Belle - Al Green
This is from my all time favourite summer album and, on any given day, my favourite Al Green song. It’s the first Al Green album without longtime producer Willie Mitchell, the final of his secular recordings and the first time he picked up and played a guitar. This last factoid has always fascinated me. As a terrible guitarist and slightly better music critic I’m forever concerned by foundations. It seems everyone intially learns to play With Or Without You if they dress poorly, White Light White Heat if they don’t, and Love Me Tender if they go to class and aren’t told the chords are from a copyright free civil war ballad. Belle, with Al Green’s amateur strumming, is an equally simple song to learn and play but unlike the others it teaches you how to play to a groove. Imagine if all the terrible local bands in the world learned this as their first song and how wonderful that would make music?

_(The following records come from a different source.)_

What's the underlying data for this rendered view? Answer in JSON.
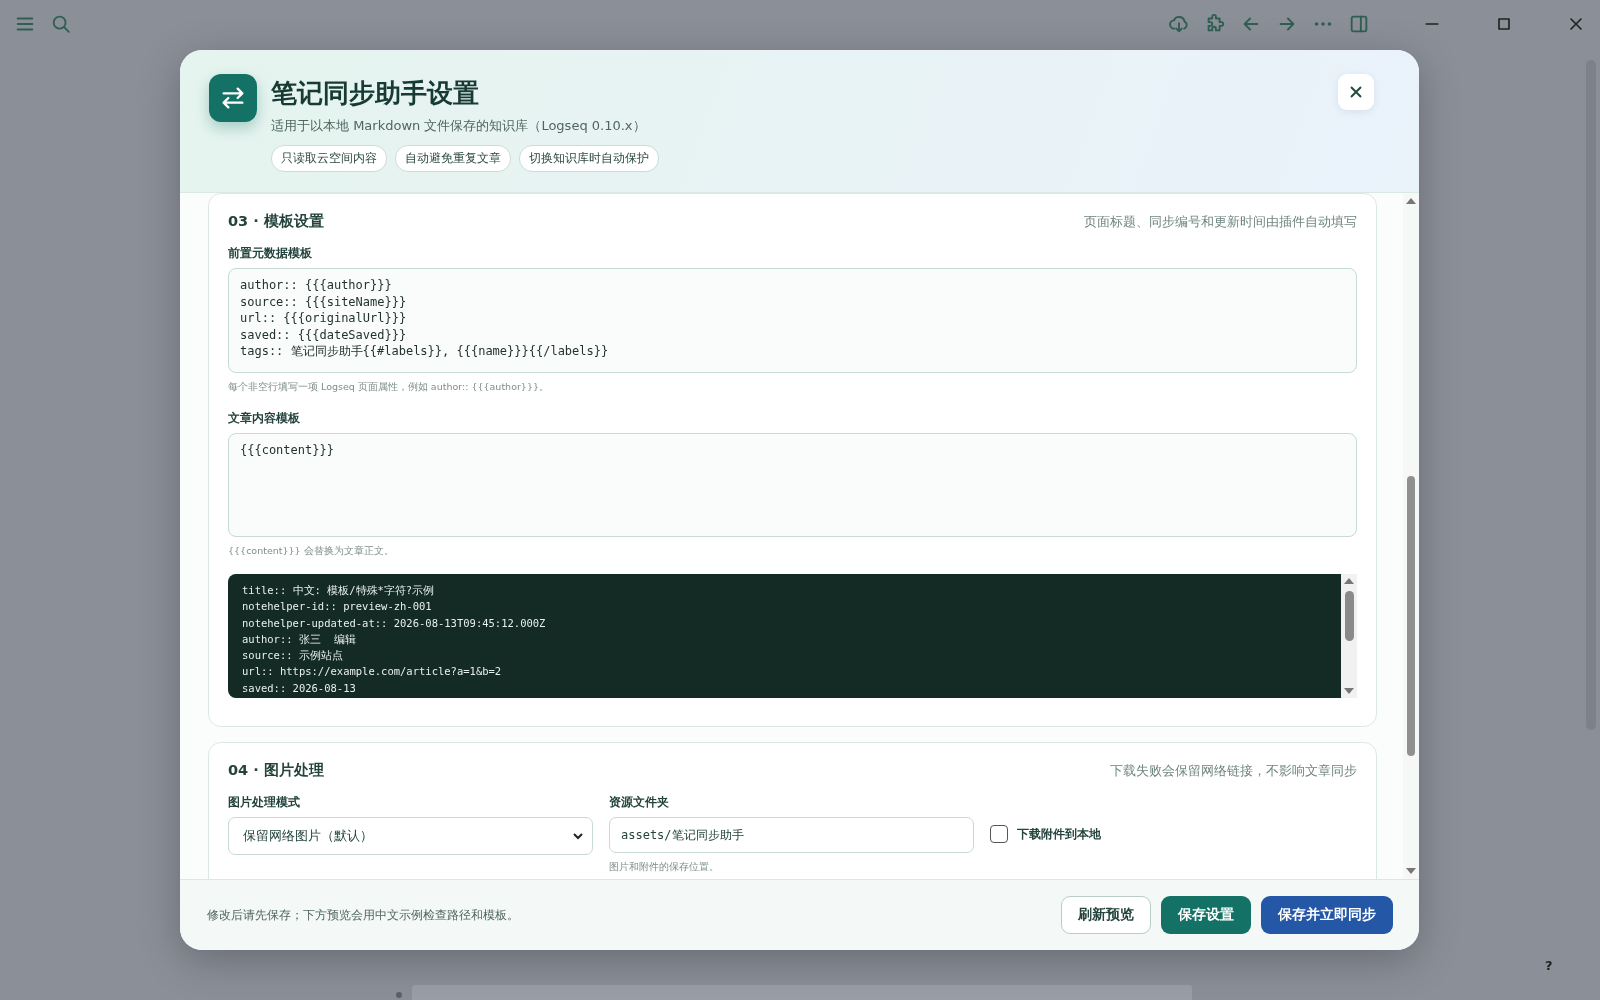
{
  "background_page": {
    "help": "?"
  },
  "dialog": {
    "title": "笔记同步助手设置",
    "subtitle": "适用于以本地 Markdown 文件保存的知识库（Logseq 0.10.x）",
    "chips": [
      "只读取云空间内容",
      "自动避免重复文章",
      "切换知识库时自动保护"
    ],
    "sections": [
      {
        "kind": "templates",
        "heading": "03 · 模板设置",
        "note": "页面标题、同步编号和更新时间由插件自动填写",
        "fields": [
          {
            "label": "前置元数据模板",
            "value": "author:: {{{author}}}\nsource:: {{{siteName}}}\nurl:: {{{originalUrl}}}\nsaved:: {{{dateSaved}}}\ntags:: 笔记同步助手{{#labels}}, {{{name}}}{{/labels}}",
            "hint": "每个非空行填写一项 Logseq 页面属性，例如 author:: {{{author}}}。"
          },
          {
            "label": "文章内容模板",
            "value": "{{{content}}}",
            "hint": "{{{content}}} 会替换为文章正文。"
          }
        ],
        "preview": [
          "title:: 中文: 模板/特殊*字符?示例",
          "notehelper-id:: preview-zh-001",
          "notehelper-updated-at:: 2026-08-13T09:45:12.000Z",
          "author:: 张三  编辑",
          "source:: 示例站点",
          "url:: https://example.com/article?a=1&b=2",
          "saved:: 2026-08-13"
        ]
      },
      {
        "kind": "images",
        "heading": "04 · 图片处理",
        "note": "下载失败会保留网络链接，不影响文章同步",
        "mode": {
          "label": "图片处理模式",
          "value": "保留网络图片（默认）"
        },
        "folder": {
          "label": "资源文件夹",
          "value": "assets/笔记同步助手",
          "hint": "图片和附件的保存位置。"
        },
        "download": {
          "label": "下载附件到本地",
          "checked": false
        }
      }
    ],
    "footer": {
      "note": "修改后请先保存；下方预览会用中文示例检查路径和模板。",
      "buttons": [
        {
          "label": "刷新预览",
          "kind": "outline"
        },
        {
          "label": "保存设置",
          "kind": "green"
        },
        {
          "label": "保存并立即同步",
          "kind": "blue"
        }
      ]
    }
  }
}
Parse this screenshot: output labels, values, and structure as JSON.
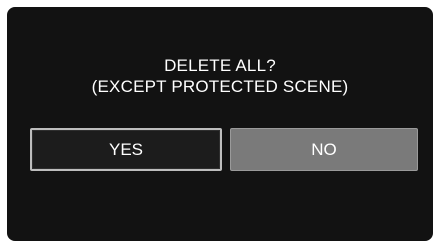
{
  "dialog": {
    "line1": "DELETE ALL?",
    "line2": "(EXCEPT PROTECTED SCENE)"
  },
  "buttons": {
    "yes_label": "YES",
    "no_label": "NO"
  },
  "colors": {
    "screen_background": "#121212",
    "yes_button_background": "#1c1c1c",
    "yes_button_border": "#bdbdbd",
    "no_button_background": "#7a7a7a",
    "text": "#ffffff"
  }
}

For most of the song you can strum C, Em, F while singing ‘Belle’ to keep the beat. There’s groove 101.
As an advance class, at the bridge, go fminor7, bflat, eflat, g around ‘seems so easy to me, I’ve tried to act naturally’. That g-chord is one of the most emotionally satisfying pay offs in all music. The whole song can be sung comfortably within most people’s open register if you wisely don’t feel game to tackle Al Green’s incredible falsetto.
When I muddle through it, I usually flip the pro-nouns in the lyrics and make up my own finish point, which is another lesson in itself.
Couldn’t say enough how much I love this song.